Menurut keterangan polisi, pertengkaran antara pelaku dan korban terjadi sebelum insiden tragis tersebut. Dalam cekcok itu, korban diduga mengucapkan kata-kata yang menyinggung perasaan pelaku hingga memicu kemarahan. Pelaku kemudian diduga melakukan tindakan kekerasan yang menyebabkan korban meninggal dunia.
Warga sekitar sempat digegerkan dengan penemuan korban dalam kondisi tak bernyawa. Polisi yang menerima laporan langsung mendatangi lokasi kejadian untuk melakukan olah tempat perkara dan mengumpulkan barang bukti.

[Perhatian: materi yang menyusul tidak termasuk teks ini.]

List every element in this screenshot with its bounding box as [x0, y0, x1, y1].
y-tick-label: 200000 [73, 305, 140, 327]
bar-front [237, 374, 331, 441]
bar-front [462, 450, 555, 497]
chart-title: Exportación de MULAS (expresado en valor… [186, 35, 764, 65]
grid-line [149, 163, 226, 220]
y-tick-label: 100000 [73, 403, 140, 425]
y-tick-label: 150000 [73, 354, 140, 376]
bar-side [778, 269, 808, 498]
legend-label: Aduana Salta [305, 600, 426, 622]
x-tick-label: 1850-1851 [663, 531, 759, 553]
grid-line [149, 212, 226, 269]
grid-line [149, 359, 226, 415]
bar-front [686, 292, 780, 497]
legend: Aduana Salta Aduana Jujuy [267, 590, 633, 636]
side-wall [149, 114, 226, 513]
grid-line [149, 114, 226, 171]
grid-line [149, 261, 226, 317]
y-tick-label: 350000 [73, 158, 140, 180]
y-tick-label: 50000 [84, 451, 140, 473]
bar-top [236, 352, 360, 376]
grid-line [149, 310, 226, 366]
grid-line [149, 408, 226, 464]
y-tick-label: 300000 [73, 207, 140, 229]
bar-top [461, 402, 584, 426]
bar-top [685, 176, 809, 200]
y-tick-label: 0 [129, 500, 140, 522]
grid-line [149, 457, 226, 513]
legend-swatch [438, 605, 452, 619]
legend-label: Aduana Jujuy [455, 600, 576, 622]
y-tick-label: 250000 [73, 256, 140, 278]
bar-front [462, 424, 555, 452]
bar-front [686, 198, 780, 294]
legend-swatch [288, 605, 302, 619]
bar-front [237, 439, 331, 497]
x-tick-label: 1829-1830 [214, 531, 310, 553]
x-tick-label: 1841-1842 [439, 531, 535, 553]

Polri menyebut pelaku berhasil diamankan tidak lama setelah kejadian. Dari hasil pemeriksaan awal, pelaku mengaku khilaf dan terbawa emosi akibat ucapan korban terhadap ibunya.
Jenazah korban telah dievakuasi untuk proses autopsi, sementara pelaku kini menjalani pemeriksaan intensif di kantor polisi. Penyidik juga mendalami kronologi lengkap kejadian serta kemungkinan adanya faktor lain yang memicu tindak pidana tersebut.
Kasus ini menjadi perhatian warga sekitar dan kembali menyoroti pentingnya pengendalian emosi dalam hubungan pribadi. Polisi mengimbau masyarakat menyelesaikan konflik secara baik tanpa menggunakan kekerasan yang dapat berujung fatal.